Berger will, at its sole discretion, either repair or replace the defective Goods, or refund the price of the defective Goods in full.

  • Berger will not be liable for the Goods’ failure to comply with the warranties set out in clause 1 and 9.2 if:
    • The Customer fails to comply with clause 2;
    • the Customer makes any further use of such Goods after giving notice in accordance with clause 2;
    • the defect arises because the Customer failed to follow Berger’s oral or written instructions as to the storage, commissioning, installation, use and maintenance of the Goods or (if there are none) good trade practice regarding the same;
    • the defect arises as a result of Berger following any drawing, design or specification supplied by the Customer;
    • the Customer fails to follow any instructions/guidance provided by the manufacturer;
    • the Customer incorrectly uses or incorrectly applies the Goods;
    • the Customer alters or repairs such Goods without the written consent of Berger;
    • the defect arises as a result of fair wear and tear, willful damage, negligence, or abnormal storage or working conditions; or
    • the Goods differ as a result of changes made to ensure they comply with applicable statutory or regulatory requirements.
  • Except as provided in clause 2, Berger will have no liability to the Customer in respect of the Goods’ failure to comply with the warranty set out in clause 9.1 and in any event, their liability will not exceed the limit as provided for in clause 15.
  • The any implied terms provided for by law are, to the fullest extent permitted by law, excluded from the Conditions.

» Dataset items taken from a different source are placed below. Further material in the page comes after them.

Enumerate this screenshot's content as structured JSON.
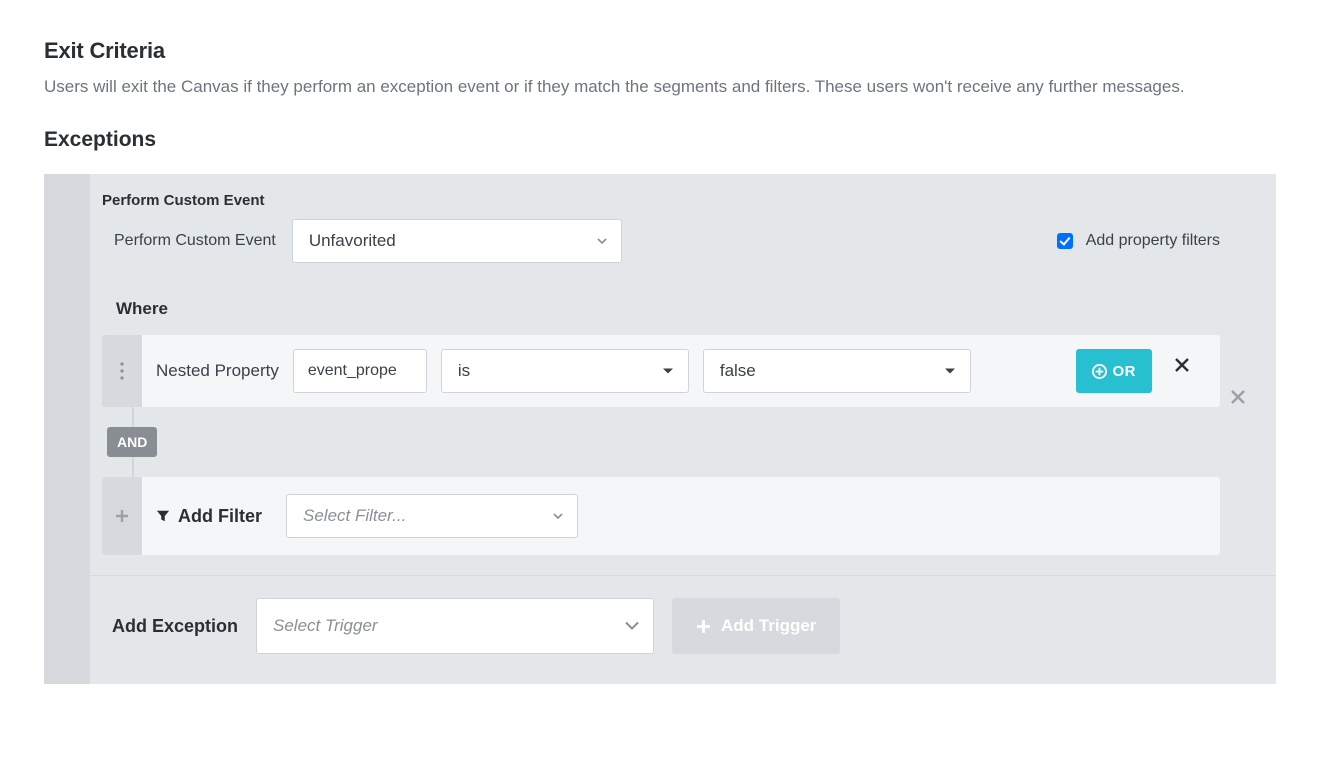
{
  "exitCriteria": {
    "heading": "Exit Criteria",
    "description": "Users will exit the Canvas if they perform an exception event or if they match the segments and filters. These users won't receive any further messages."
  },
  "exceptions": {
    "heading": "Exceptions",
    "eventTitle": "Perform Custom Event",
    "eventLabel": "Perform Custom Event",
    "eventSelected": "Unfavorited",
    "addPropertyFilters": {
      "checked": true,
      "label": "Add property filters"
    },
    "whereHeading": "Where",
    "filterRow": {
      "propertyLabel": "Nested Property",
      "propertyValue": "event_prope",
      "operator": "is",
      "value": "false",
      "orLabel": "OR"
    },
    "andLabel": "AND",
    "addFilter": {
      "label": "Add Filter",
      "placeholder": "Select Filter..."
    }
  },
  "addException": {
    "label": "Add Exception",
    "triggerPlaceholder": "Select Trigger",
    "addTriggerLabel": "Add Trigger"
  }
}
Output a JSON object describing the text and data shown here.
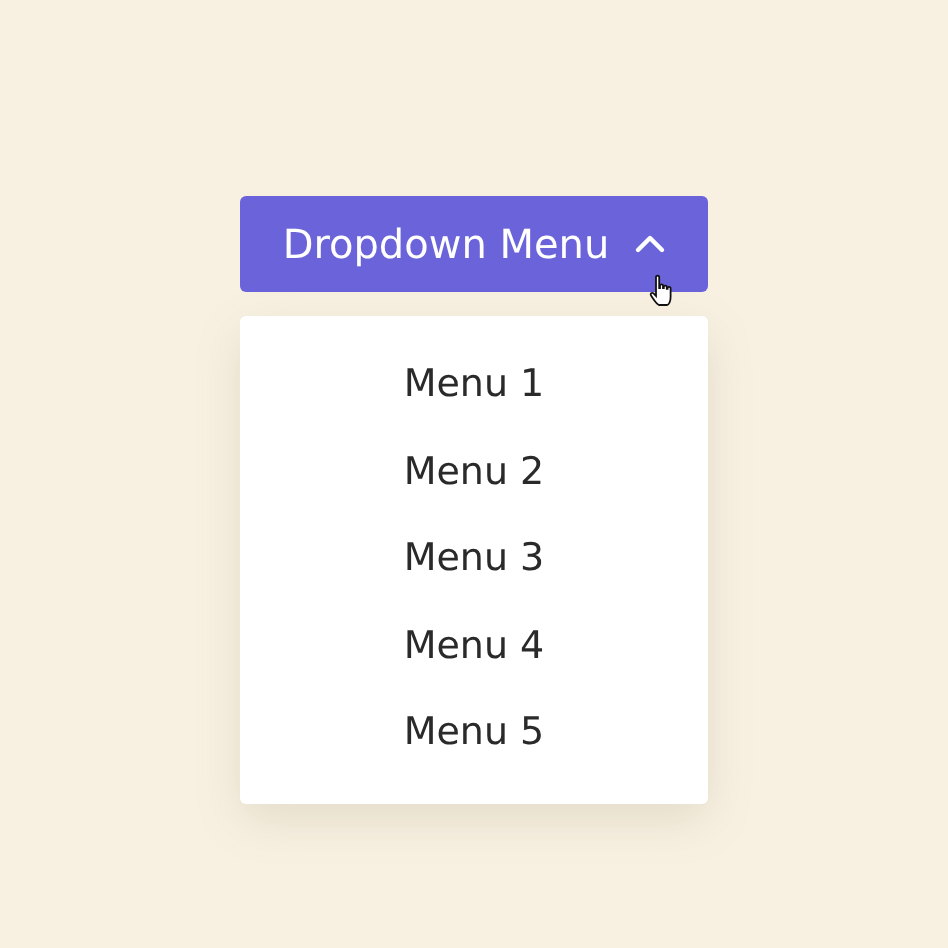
{
  "dropdown": {
    "label": "Dropdown Menu",
    "expanded": true,
    "items": [
      {
        "label": "Menu 1"
      },
      {
        "label": "Menu 2"
      },
      {
        "label": "Menu 3"
      },
      {
        "label": "Menu 4"
      },
      {
        "label": "Menu 5"
      }
    ]
  }
}
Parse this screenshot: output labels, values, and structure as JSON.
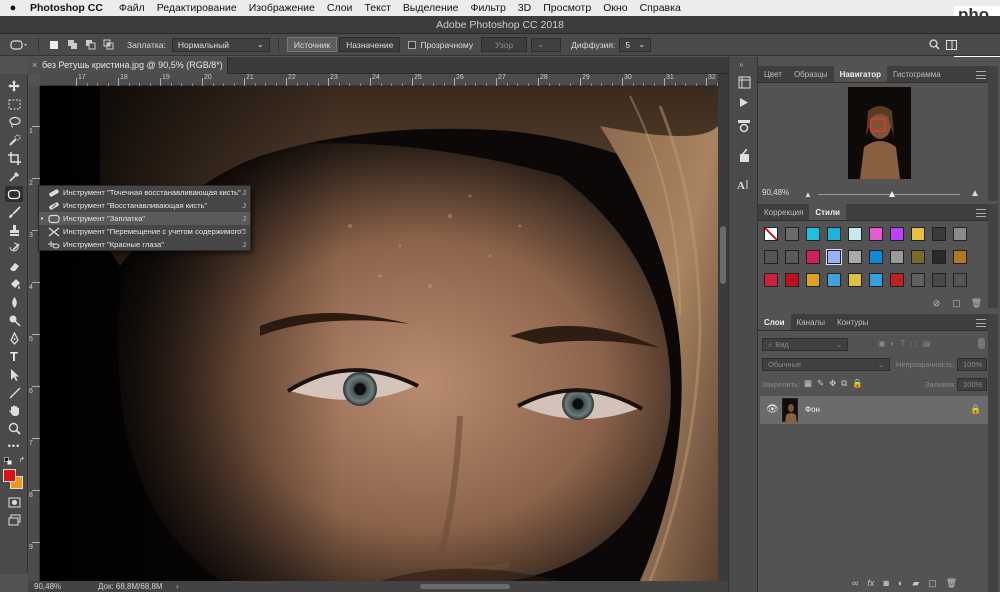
{
  "menubar": {
    "app": "Photoshop CC",
    "items": [
      "Файл",
      "Редактирование",
      "Изображение",
      "Слои",
      "Текст",
      "Выделение",
      "Фильтр",
      "3D",
      "Просмотр",
      "Окно",
      "Справка"
    ]
  },
  "window": {
    "title": "Adobe Photoshop CC 2018"
  },
  "options": {
    "tool_label": "Заплатка:",
    "mode_value": "Нормальный",
    "source_label": "Источник",
    "dest_label": "Назначение",
    "transparent_label": "Прозрачному",
    "pattern_label": "Узор",
    "diffusion_label": "Диффузия:",
    "diffusion_value": "5"
  },
  "document": {
    "tab_title": "без Ретушь кристина.jpg @ 90,5% (RGB/8*) *",
    "zoom": "90,48%",
    "doc_size": "Док: 68,8M/68,8M"
  },
  "ruler": {
    "h_labels": [
      "17",
      "18",
      "19",
      "20",
      "21",
      "22",
      "23",
      "24",
      "25",
      "26",
      "27",
      "28",
      "29",
      "30",
      "31",
      "32"
    ],
    "v_labels": [
      "1",
      "2",
      "3",
      "4",
      "5",
      "6",
      "7",
      "8",
      "9"
    ]
  },
  "flyout": {
    "items": [
      {
        "label": "Инструмент \"Точечная восстанавливающая кисть\"",
        "key": "J",
        "icon": "spot-healing-icon",
        "selected": false
      },
      {
        "label": "Инструмент \"Восстанавливающая кисть\"",
        "key": "J",
        "icon": "healing-brush-icon",
        "selected": false
      },
      {
        "label": "Инструмент \"Заплатка\"",
        "key": "J",
        "icon": "patch-icon",
        "selected": true
      },
      {
        "label": "Инструмент \"Перемещение с учетом содержимого\"",
        "key": "J",
        "icon": "content-aware-move-icon",
        "selected": false
      },
      {
        "label": "Инструмент \"Красные глаза\"",
        "key": "J",
        "icon": "red-eye-icon",
        "selected": false
      }
    ]
  },
  "panels": {
    "navigator": {
      "tabs": [
        "Цвет",
        "Образцы",
        "Навигатор",
        "Гистограмма"
      ],
      "active": "Навигатор",
      "zoom": "90,48%"
    },
    "styles": {
      "tabs": [
        "Коррекция",
        "Стили"
      ],
      "active": "Стили"
    },
    "layers": {
      "tabs": [
        "Слои",
        "Каналы",
        "Контуры"
      ],
      "active": "Слои",
      "filter_kind": "Вид",
      "blend_mode": "Обычные",
      "opacity_label": "Непрозрачность:",
      "opacity_value": "100%",
      "lock_label": "Закрепить:",
      "fill_label": "Заливка:",
      "fill_value": "100%",
      "layer_name": "Фон"
    }
  },
  "colors": {
    "foreground": "#e01010",
    "background": "#f09a1a",
    "canvas_bg": "#0c0908",
    "panel_bg": "#535353"
  },
  "watermark": {
    "text": "pho\nex"
  }
}
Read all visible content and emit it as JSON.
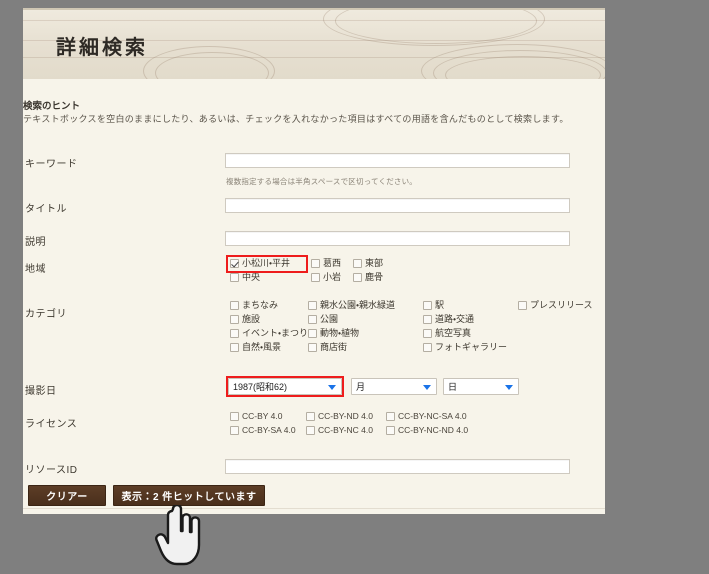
{
  "header": {
    "title": "詳細検索"
  },
  "hint": {
    "title": "検索のヒント",
    "body": "テキストボックスを空白のままにしたり、あるいは、チェックを入れなかった項目はすべての用語を含んだものとして検索します。"
  },
  "fields": {
    "keyword": {
      "label": "キーワード",
      "value": "",
      "placeholder": "",
      "subhint": "複数指定する場合は半角スペースで区切ってください。"
    },
    "title": {
      "label": "タイトル",
      "value": "",
      "placeholder": ""
    },
    "description": {
      "label": "説明",
      "value": "",
      "placeholder": ""
    },
    "region": {
      "label": "地域",
      "options": [
        {
          "label": "小松川・平井",
          "checked": true,
          "highlighted": true
        },
        {
          "label": "葛西",
          "checked": false
        },
        {
          "label": "東部",
          "checked": false
        },
        {
          "label": "中央",
          "checked": false
        },
        {
          "label": "小岩",
          "checked": false
        },
        {
          "label": "鹿骨",
          "checked": false
        }
      ]
    },
    "category": {
      "label": "カテゴリ",
      "columns": [
        [
          {
            "label": "まちなみ",
            "checked": false
          },
          {
            "label": "施設",
            "checked": false
          },
          {
            "label": "イベント・まつり",
            "checked": false
          },
          {
            "label": "自然・風景",
            "checked": false
          }
        ],
        [
          {
            "label": "親水公園・親水緑道",
            "checked": false
          },
          {
            "label": "公園",
            "checked": false
          },
          {
            "label": "動物・植物",
            "checked": false
          },
          {
            "label": "商店街",
            "checked": false
          }
        ],
        [
          {
            "label": "駅",
            "checked": false
          },
          {
            "label": "道路・交通",
            "checked": false
          },
          {
            "label": "航空写真",
            "checked": false
          },
          {
            "label": "フォトギャラリー",
            "checked": false
          }
        ],
        [
          {
            "label": "プレスリリース",
            "checked": false
          }
        ]
      ]
    },
    "shot_date": {
      "label": "撮影日",
      "year": {
        "value": "1987(昭和62)",
        "highlighted": true
      },
      "month": {
        "value": "月"
      },
      "day": {
        "value": "日"
      }
    },
    "license": {
      "label": "ライセンス",
      "rows": [
        [
          {
            "label": "CC-BY 4.0",
            "checked": false
          },
          {
            "label": "CC-BY-ND 4.0",
            "checked": false
          },
          {
            "label": "CC-BY-NC-SA 4.0",
            "checked": false
          }
        ],
        [
          {
            "label": "CC-BY-SA 4.0",
            "checked": false
          },
          {
            "label": "CC-BY-NC 4.0",
            "checked": false
          },
          {
            "label": "CC-BY-NC-ND 4.0",
            "checked": false
          }
        ]
      ]
    },
    "resource_id": {
      "label": "リソースID",
      "value": "",
      "placeholder": ""
    }
  },
  "buttons": {
    "clear": "クリアー",
    "submit": "表示：2 件ヒットしています"
  },
  "colors": {
    "accent_red": "#ee1c1c",
    "button_brown": "#4a2f1c",
    "page_bg": "#f7f4ea",
    "desktop_bg": "#7f7f7f"
  },
  "cursor": {
    "icon": "pointing-hand-cursor"
  }
}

Where any Goods have been repaired or replaced, under this clause 9, the remainder of the Warranty Period will apply. Where the Warranty Period has expired, unless otherwise agreed between the parties in writing, there will be no Warranty Period for the repaired/replaced Goods.

10. Title and Risk

Unless otherwise agreed between the parties in writing, risk in the Goods will pass to the Customer on completion of Delivery.

Title in the Goods will not pass to the Customer until the Berger has received in cash or cleared funds, payment in full of the price of the Goods (plus sales tax and other applicable charges) and all other sums which are, or which become due to Berger from the Customer on any account. Where Title in the Goods has not passed, the Customer will hold the Goods as a bailee of Berger.

  • Until such a time as title in the Goods has transferred to a Customer, the Customer will, in their capacity as a bailee:
  • store the Goods separately from all other goods held by the Customer so that they remain readily identifiable as Berger’s property;
  • not remove, deface or obscure any identifying mark or packaging on or relating to the Goods;
  • maintain the Goods in satisfactory condition and keep them insured against all risks for their full price from the date of delivery;
  • notify Berger immediately if it becomes subject to any of the events listed in clause 1(b) to clause 16.1(d); and
  • give Berger such information as Berger may reasonably require from time to time relating to:
  • the Goods; and the ongoing financial position of the Customer.

Where the Customer makes a new object from the Goods, whether finished or not, or the Customer mixes the Goods with other any other goods (to form a new object) or the Goods become part of other goods (“New Goods”), Customer agrees with Berger:

  • that the ownership of the New Goods immediately passes to Berger;
  • that until payment of all sums owing to Berger whether under these Conditions or any other contract, the Customer will hold the New Goods on trust for Berger; and
  • if required by Berger, to store the New Goods in a manner that clearly shows the ownership of Berger and in accordance with clause 3 in any event.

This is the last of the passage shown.